Chief executive Ed Bastian said the Atlanta-based airline achieved strong results by pursuing corporate customers and charging all flyers a premium for improved operations, like on-time reliability and the elimination of involuntary bumping, while sinking funds into better airport infrastructure.
The company carried 204m passengers last year, a 6 per cent increase over 2018.
“If pricing was going to be a commodity . . . we were never going to be able to afford to generate the type of revenues we need to operate Delta at scale,” Bastian said. “We’ve generated considerable revenue by giving our customers premium products and allowing them to pay for it.”
Delta has enjoyed “some marginal benefit” following the grounding of Boeing’s 737 Max, which is absent from Delta’s fleet. The grounding, ordered by regulators worldwide after two fatal crashes, forced competitors to cancel flights. Still, Bastian said, “I don’t think it’s been a major source of our revenue strength.”
The company opted for the Airbus321neo in December 2017 because it was more comfortable for passengers, Bastian said. At the same time it inked a deal with engine-maker Pratt & Whitney allowing Delta TechOps, the airline’s mechanic corps, to repair Pratt & Whitney engines, on their own planes and others.
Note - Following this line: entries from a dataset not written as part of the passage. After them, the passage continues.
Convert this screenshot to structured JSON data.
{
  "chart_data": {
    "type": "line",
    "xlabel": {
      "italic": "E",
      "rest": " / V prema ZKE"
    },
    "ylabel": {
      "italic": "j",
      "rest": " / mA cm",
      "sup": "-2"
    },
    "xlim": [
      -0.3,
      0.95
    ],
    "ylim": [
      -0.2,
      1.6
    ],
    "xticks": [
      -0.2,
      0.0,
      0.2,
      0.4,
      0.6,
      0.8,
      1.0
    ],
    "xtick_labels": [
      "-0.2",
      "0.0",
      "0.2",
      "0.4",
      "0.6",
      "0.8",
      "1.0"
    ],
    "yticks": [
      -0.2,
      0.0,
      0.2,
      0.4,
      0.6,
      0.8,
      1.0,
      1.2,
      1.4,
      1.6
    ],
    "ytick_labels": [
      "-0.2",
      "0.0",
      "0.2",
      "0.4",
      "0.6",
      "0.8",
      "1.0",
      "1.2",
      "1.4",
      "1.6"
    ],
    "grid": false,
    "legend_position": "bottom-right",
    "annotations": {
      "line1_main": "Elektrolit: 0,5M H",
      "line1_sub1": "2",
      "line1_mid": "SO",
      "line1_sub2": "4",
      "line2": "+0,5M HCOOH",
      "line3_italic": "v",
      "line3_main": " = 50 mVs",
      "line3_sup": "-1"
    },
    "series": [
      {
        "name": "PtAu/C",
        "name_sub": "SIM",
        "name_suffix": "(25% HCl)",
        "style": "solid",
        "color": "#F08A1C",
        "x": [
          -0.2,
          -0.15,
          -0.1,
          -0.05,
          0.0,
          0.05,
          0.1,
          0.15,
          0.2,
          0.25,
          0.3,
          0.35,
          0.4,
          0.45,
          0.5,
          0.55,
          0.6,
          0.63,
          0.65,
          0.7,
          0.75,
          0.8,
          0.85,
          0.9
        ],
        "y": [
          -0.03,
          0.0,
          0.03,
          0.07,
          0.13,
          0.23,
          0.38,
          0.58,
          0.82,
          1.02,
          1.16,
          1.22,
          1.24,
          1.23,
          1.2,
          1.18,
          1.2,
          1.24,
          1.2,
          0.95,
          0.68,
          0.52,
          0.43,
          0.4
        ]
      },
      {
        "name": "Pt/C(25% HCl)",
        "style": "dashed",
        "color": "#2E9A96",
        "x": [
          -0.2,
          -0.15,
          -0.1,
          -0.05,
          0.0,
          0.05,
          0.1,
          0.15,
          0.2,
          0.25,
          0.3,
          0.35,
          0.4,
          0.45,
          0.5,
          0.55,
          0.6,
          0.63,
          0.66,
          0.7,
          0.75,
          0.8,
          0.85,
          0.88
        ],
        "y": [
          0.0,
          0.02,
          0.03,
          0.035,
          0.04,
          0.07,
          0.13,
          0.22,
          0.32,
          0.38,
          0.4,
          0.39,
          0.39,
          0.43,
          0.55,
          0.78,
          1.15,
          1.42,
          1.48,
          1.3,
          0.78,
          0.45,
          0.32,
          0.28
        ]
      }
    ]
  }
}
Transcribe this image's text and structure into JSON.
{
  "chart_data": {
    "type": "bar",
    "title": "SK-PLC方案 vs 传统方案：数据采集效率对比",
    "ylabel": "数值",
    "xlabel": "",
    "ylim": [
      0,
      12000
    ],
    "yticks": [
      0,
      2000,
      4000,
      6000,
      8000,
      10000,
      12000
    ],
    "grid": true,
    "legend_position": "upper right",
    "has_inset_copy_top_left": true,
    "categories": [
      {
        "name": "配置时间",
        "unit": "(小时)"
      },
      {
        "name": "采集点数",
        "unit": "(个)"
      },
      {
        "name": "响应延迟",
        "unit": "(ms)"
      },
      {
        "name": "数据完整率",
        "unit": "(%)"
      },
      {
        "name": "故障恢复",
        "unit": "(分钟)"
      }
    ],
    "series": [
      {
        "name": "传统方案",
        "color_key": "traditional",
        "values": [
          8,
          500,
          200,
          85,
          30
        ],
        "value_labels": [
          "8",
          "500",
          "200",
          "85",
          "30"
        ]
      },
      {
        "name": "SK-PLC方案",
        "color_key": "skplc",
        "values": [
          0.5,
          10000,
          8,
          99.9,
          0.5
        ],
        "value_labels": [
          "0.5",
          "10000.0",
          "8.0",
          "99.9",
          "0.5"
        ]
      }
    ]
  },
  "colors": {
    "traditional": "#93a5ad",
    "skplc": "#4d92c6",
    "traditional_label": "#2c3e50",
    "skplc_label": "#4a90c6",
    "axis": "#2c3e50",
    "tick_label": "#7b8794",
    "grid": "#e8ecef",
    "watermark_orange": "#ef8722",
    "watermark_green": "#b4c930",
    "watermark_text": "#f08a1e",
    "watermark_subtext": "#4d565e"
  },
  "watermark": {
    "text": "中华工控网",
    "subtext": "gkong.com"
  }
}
Indeed, in the fourth quarter ended Dec. 31, the company reported strong domestic demand as revenues in the region climbed 7.7 per cent to $7.6bn.
For the quarter, Delta reported a 6.5 per cent increase in operating revenue to $11.4bn and a 7.9 increase in net income to $1.1bn. Adjusted earnings of $1.70 a share, easily topped Wall Street’s estimates.
2020 already is shaping up to be a good year, Bastian said, with top-line growth of 5 to 7 per cent driven by US consumers who want to fly. Delta’s guidance for earnings per share for the year is $6.75 to $7.75.
Delta shares, which are up roughly 1.7 per cent year-to-date, climbed 5 per cent in pre-market trade. The results also helped boost shares in other US carriers, with Southwest shares up 1.2 per cent, United up 1.6 per cent and American Airlines rising 1.5 per cent.